ResNet is arguably the most groundbreaking work in computer vision and deep learning over the past few years, effectively solving the problem of declining accuracy in the training set as the network deepens, as shown in the following diagram:
Students who have done deep learning should know that one of the reasons for the deterioration in training as the number of network layers increases is the gradient dispersion and the gradient explosion problem (voxelization). vanishing/exploding gradients problem, which inhibits the convergence of shallow network parameters. But this problem has been better solved by some parameter initialization techniques, and interested students can see the following articles in the references:[2][3][4][5][6].
But even so, at higher network depths (such as the 56-layer network in the figure) there is still the problem of deteriorating results, we can see in the previous Alexnet Googlenet VGG three models, the depth of the network in the recognition of the picture has a crucial role, the deeper the depth can automatically learn the different levels of features may be more, the more. So what exactly is the reason for the deterioration?
Fig. 3
The 19-layer VGG model on the left has 19.6 billion FLOPs The 34-layer ordinary convolutional network in the middle has 3.6 billion FLOPs
The 34-layer ResNet on the right has 3.6 billion FLOPs, and the solid line in the figure. arrows are direct mappings without dimension changes, and the dashed lines are mappings with dimension changes. The comparison shows that VGG has a lot of computation even though there are not many layers, and later we can see from the experimental data that the 34-layer ResNet will perform better than the 19-layer one.
From the figure, we can see that in terms of effect, the 34-layer residual network is better than both VGG and GoogleNet, and among the three schemes of A, B, and C, the C scheme has the best effect, but the B and C schemes are much more computationally intensive than the A scheme, and the effect of the enhancement is very little, so the authors of the paper suggest that it is more practical to use the A scheme.
Next, we introduce the architecture of residual networks with 50 or more layers: Deeper Bottleneck Architectures, which were designed by the authors to reduce training time, and a comparison of the architectures is shown in the following figure:
ResNet solves the degradation of deep networks through residual learning, allowing us to train deeper networks. deeper networks, which qualifies as a historical breakthrough for deep networks, I guess. Maybe there will be a better way to train deeper networks soon, so let's look forward to that!

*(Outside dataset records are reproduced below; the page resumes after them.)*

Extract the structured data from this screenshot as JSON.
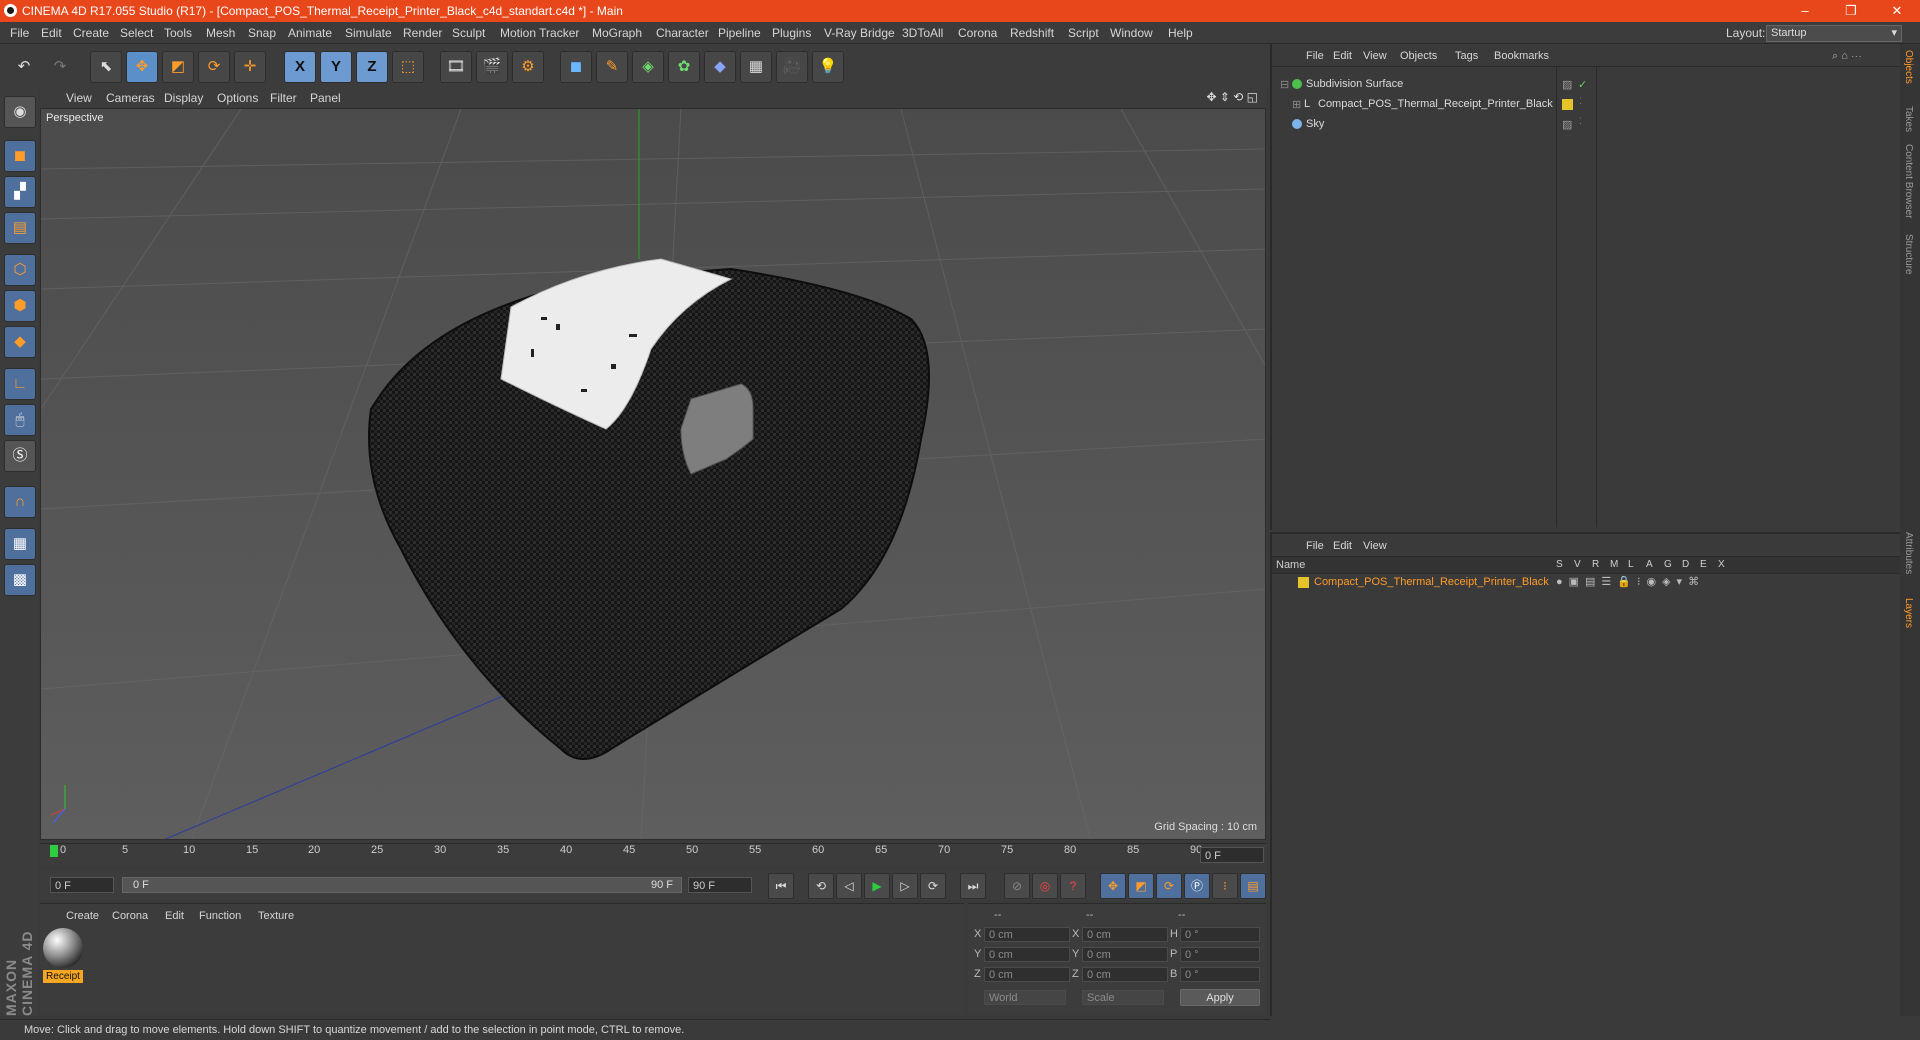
{
  "window": {
    "title": "CINEMA 4D R17.055 Studio (R17) - [Compact_POS_Thermal_Receipt_Printer_Black_c4d_standart.c4d *] - Main",
    "controls": [
      "–",
      "❐",
      "✕"
    ]
  },
  "menubar": {
    "items": [
      "File",
      "Edit",
      "Create",
      "Select",
      "Tools",
      "Mesh",
      "Snap",
      "Animate",
      "Simulate",
      "Render",
      "Sculpt",
      "Motion Tracker",
      "MoGraph",
      "Character",
      "Pipeline",
      "Plugins",
      "V-Ray Bridge",
      "3DToAll",
      "Corona",
      "Redshift",
      "Script",
      "Window",
      "Help"
    ],
    "layout_label": "Layout:",
    "layout_value": "Startup"
  },
  "toolbar": {
    "axis_x": "X",
    "axis_y": "Y",
    "axis_z": "Z"
  },
  "viewport": {
    "menu": [
      "View",
      "Cameras",
      "Display",
      "Options",
      "Filter",
      "Panel"
    ],
    "label": "Perspective",
    "grid_spacing": "Grid Spacing : 10 cm"
  },
  "timeline": {
    "ticks": [
      "0",
      "5",
      "10",
      "15",
      "20",
      "25",
      "30",
      "35",
      "40",
      "45",
      "50",
      "55",
      "60",
      "65",
      "70",
      "75",
      "80",
      "85",
      "90"
    ],
    "current_frame": "0 F",
    "start_field": "0 F",
    "range_start": "0 F",
    "range_end": "90 F",
    "end_field": "90 F"
  },
  "material_panel": {
    "menu": [
      "Create",
      "Corona",
      "Edit",
      "Function",
      "Texture"
    ],
    "material_name": "Receipt"
  },
  "coord_panel": {
    "headers": [
      "--",
      "--",
      "--"
    ],
    "rows": [
      {
        "a": "X",
        "av": "0 cm",
        "b": "X",
        "bv": "0 cm",
        "c": "H",
        "cv": "0 °"
      },
      {
        "a": "Y",
        "av": "0 cm",
        "b": "Y",
        "bv": "0 cm",
        "c": "P",
        "cv": "0 °"
      },
      {
        "a": "Z",
        "av": "0 cm",
        "b": "Z",
        "bv": "0 cm",
        "c": "B",
        "cv": "0 °"
      }
    ],
    "world": "World",
    "scale": "Scale",
    "apply": "Apply"
  },
  "objects_panel": {
    "menu": [
      "File",
      "Edit",
      "View",
      "Objects",
      "Tags",
      "Bookmarks"
    ],
    "items": [
      {
        "name": "Subdivision Surface",
        "indent": 0
      },
      {
        "name": "Compact_POS_Thermal_Receipt_Printer_Black",
        "indent": 1
      },
      {
        "name": "Sky",
        "indent": 0
      }
    ]
  },
  "layers_panel": {
    "menu": [
      "File",
      "Edit",
      "View"
    ],
    "header_name": "Name",
    "flags": [
      "S",
      "V",
      "R",
      "M",
      "L",
      "A",
      "G",
      "D",
      "E",
      "X"
    ],
    "layer_name": "Compact_POS_Thermal_Receipt_Printer_Black"
  },
  "right_tabs": [
    "Objects",
    "Takes",
    "Content Browser",
    "Structure",
    "Attributes",
    "Layers"
  ],
  "status": "Move: Click and drag to move elements. Hold down SHIFT to quantize movement / add to the selection in point mode, CTRL to remove.",
  "brand": "MAXON CINEMA 4D",
  "colors": {
    "titlebar": "#e8471b",
    "accent": "#5b8fc9",
    "orange": "#ff9c2a",
    "layer_yellow": "#e5c42a"
  }
}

For now, you can find a sample 34-layer tensorflow-based implementation of ResNet on the CIFAR-10 (CIFAR decile 10 dataset) at Mo, the AI modeling platform, which is 90% accurate on the test set and 98% accurate on the validation set. The main program is in ResNet_Operator.py, the block structure of the network is in ResNet_Block.py, and the trained model is saved in results folder.
Project source code address: /explore/5d1b0a031afd944132a0797d?type=app
References:
[1] _K. He, X. Zhang, S. Ren, and J. Sun. Deep residual learning for image recognition. arXiv preprint arXiv:1512.03385, 2015.

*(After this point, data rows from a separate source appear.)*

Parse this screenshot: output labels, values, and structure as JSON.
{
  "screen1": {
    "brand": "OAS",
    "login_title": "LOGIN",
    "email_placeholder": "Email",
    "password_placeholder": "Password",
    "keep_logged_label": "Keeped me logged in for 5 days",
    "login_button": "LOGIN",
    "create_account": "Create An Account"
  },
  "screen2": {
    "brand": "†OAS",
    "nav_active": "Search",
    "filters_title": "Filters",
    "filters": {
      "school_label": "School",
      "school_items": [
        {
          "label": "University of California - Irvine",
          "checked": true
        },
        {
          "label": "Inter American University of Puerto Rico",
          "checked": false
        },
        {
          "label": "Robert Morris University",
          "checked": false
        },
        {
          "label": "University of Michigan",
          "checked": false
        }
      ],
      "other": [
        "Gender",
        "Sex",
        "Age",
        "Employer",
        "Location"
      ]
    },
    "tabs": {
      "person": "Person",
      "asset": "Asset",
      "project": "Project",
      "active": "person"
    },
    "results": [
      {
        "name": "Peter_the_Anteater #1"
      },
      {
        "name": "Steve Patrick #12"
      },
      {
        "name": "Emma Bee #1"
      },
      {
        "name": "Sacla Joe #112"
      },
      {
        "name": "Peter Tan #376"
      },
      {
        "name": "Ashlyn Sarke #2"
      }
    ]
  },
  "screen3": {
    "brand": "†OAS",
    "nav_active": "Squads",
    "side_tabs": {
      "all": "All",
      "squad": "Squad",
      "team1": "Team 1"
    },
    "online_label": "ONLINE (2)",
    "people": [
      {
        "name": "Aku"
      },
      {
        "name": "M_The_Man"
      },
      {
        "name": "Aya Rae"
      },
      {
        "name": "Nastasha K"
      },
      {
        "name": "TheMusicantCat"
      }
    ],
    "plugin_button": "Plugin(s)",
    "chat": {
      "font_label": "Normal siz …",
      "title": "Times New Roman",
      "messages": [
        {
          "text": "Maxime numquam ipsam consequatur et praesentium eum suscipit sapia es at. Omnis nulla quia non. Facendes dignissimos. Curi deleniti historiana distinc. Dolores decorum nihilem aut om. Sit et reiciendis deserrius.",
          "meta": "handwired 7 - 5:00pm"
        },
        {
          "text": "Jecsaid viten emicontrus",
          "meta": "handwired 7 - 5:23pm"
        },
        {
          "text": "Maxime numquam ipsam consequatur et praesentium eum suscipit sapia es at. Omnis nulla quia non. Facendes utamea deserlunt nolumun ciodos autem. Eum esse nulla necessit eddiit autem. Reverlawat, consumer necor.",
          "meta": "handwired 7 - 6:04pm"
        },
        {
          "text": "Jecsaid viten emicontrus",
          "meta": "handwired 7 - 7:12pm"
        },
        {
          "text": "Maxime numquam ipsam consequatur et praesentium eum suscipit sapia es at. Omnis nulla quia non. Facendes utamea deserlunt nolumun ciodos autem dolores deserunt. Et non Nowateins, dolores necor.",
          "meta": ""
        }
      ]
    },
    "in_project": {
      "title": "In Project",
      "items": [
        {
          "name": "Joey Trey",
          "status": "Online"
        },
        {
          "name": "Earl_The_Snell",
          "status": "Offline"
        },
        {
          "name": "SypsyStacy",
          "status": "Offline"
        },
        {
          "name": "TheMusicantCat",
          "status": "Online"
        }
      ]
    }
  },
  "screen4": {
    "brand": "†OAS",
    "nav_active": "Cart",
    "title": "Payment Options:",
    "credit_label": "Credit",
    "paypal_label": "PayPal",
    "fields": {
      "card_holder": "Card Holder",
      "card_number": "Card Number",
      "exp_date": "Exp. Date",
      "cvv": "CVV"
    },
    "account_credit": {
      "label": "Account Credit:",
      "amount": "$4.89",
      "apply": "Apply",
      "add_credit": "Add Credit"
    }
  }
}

[2] Y. LeCun, L. Bottou, G. B. Orr, and K.-R. M¨uller. Efficient backprop. in Neural Networks: Tricks of the Trade, pages 9-50. Springer, 1998.

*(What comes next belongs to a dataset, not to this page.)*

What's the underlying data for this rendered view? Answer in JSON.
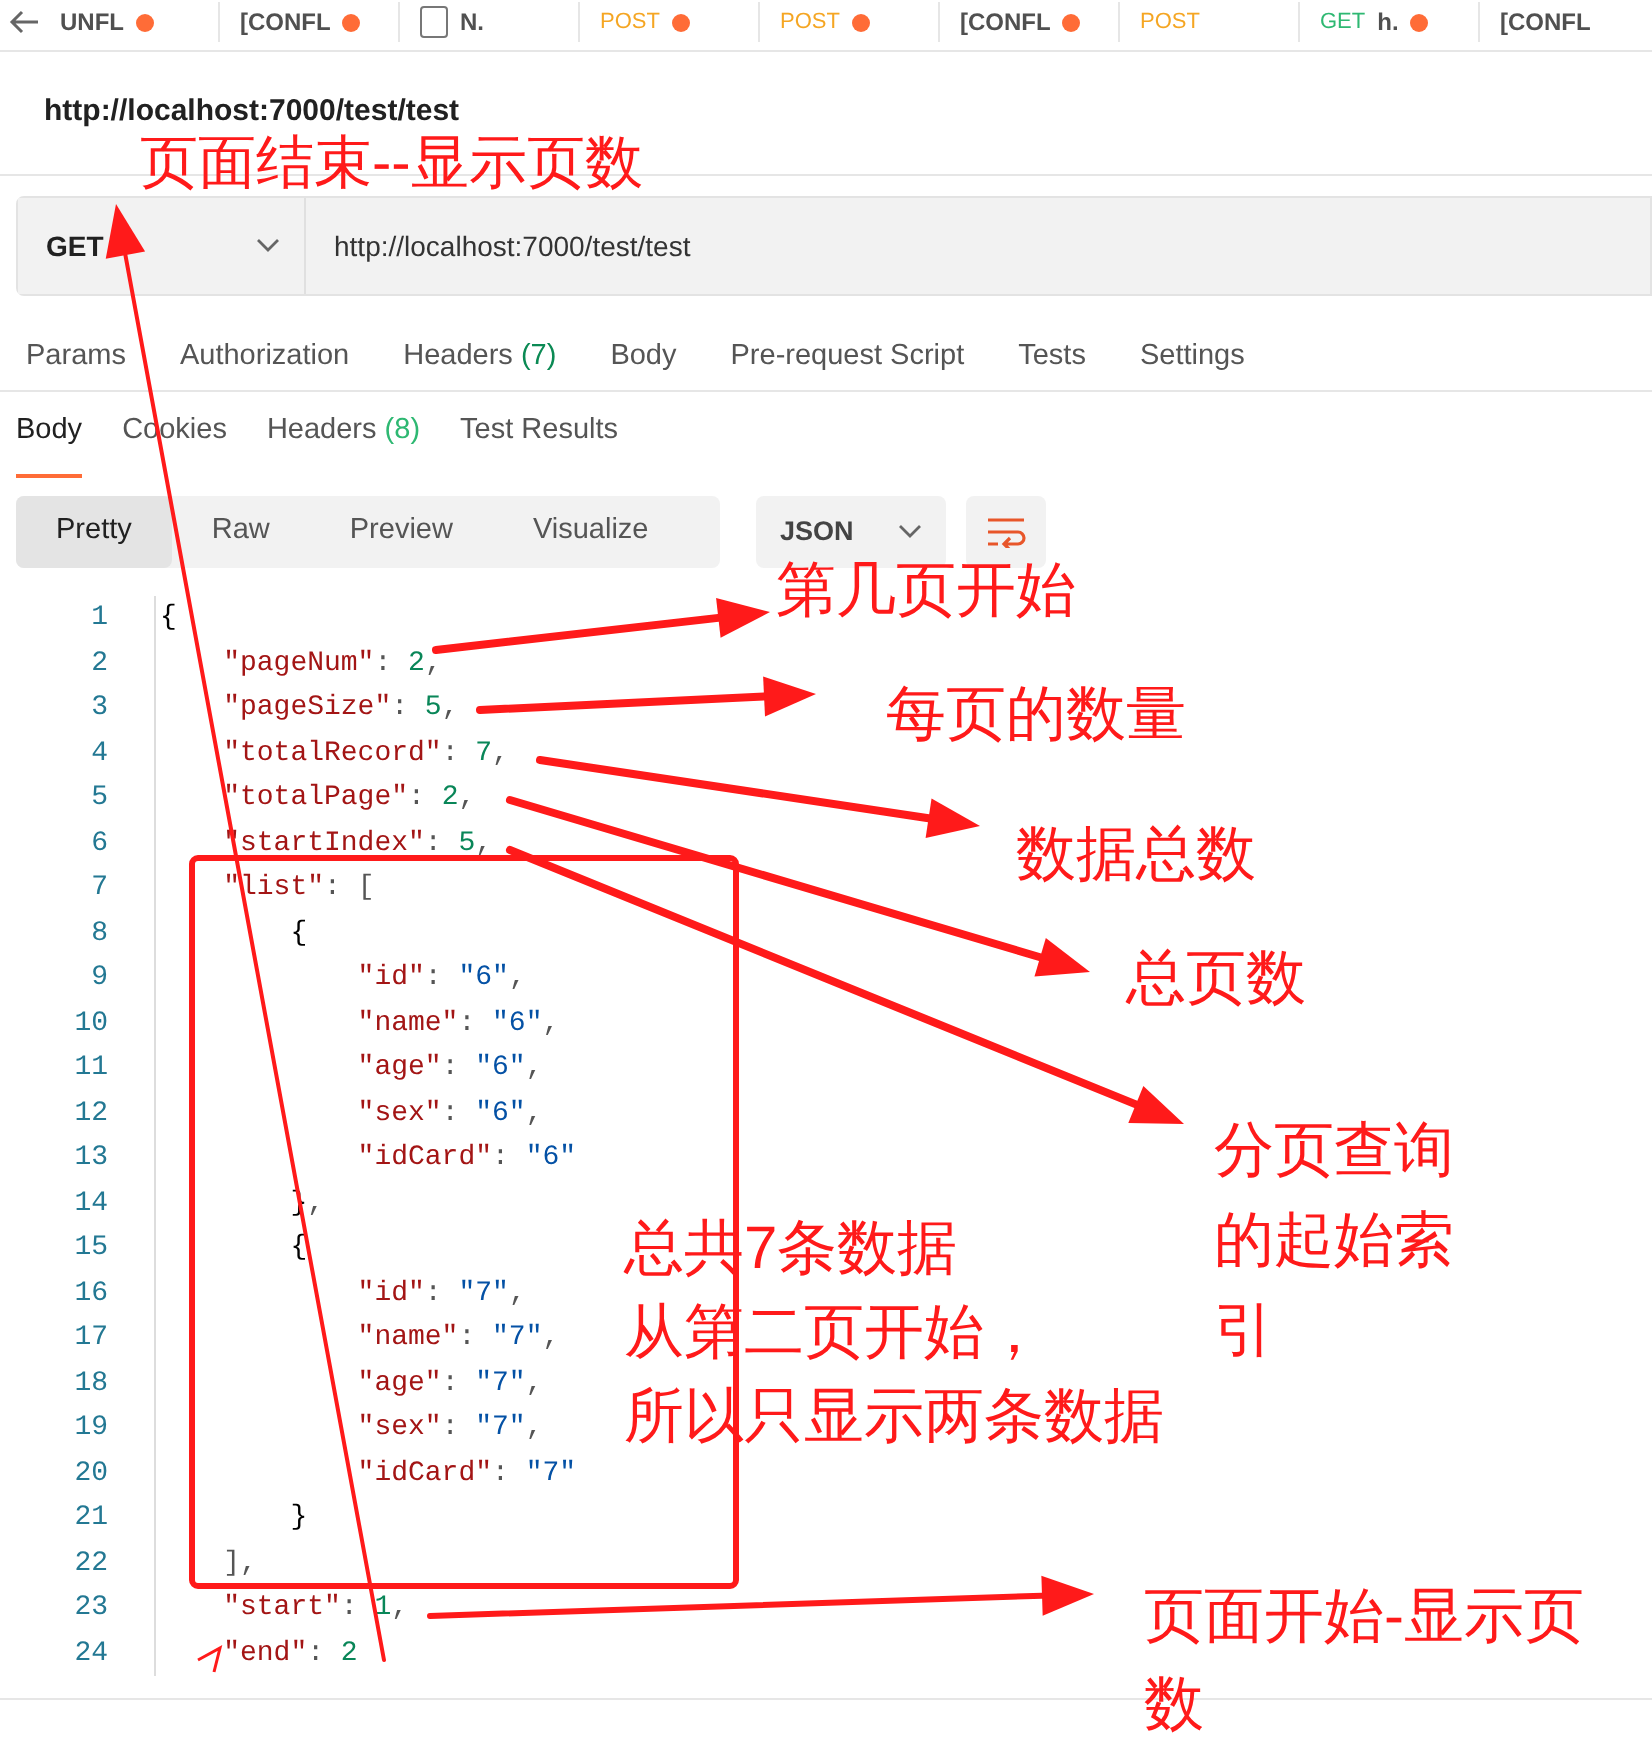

[3] X. Glorot and Y. Bengio. Understanding the difficulty of training deep feedforward neural networks. In AISTATS, 2010.
[4] A. M. Saxe, J. L. McClelland, and S. Ganguli. Exact solutions to the nonlinear dynamics of learning in deep linear neural networks. arXiv:1312.6120, 2013.
[5] K. He, X. Zhang, S. Ren, and J. Sun. Delving deep into rectifiers:Surpassing human-level performance on imagenet classification. In ICCV, 2015.
[6] S. Ioffe and C. Szegedy. Batch normalization: accelerating deep network training by reducing internal covariate shift. In ICML, 2015.
Mo (URL: momodel.cn) is a Python-enabled Artificial Intelligence online modeling platform that helps you quickly develop, train, and deploy models.
Mo Artificial Intelligence Club is a club initiated by the site's R&D and product design teams to lower the barriers to AI development and use. The team has experience in big data processing and analysis, visualization and data modeling, and has undertaken intelligence projects in multiple domains, with the ability to design and develop from the bottom to the front end. The main research direction is big data management analysis and artificial intelligence technology, and as a way to promote data-driven scientific research.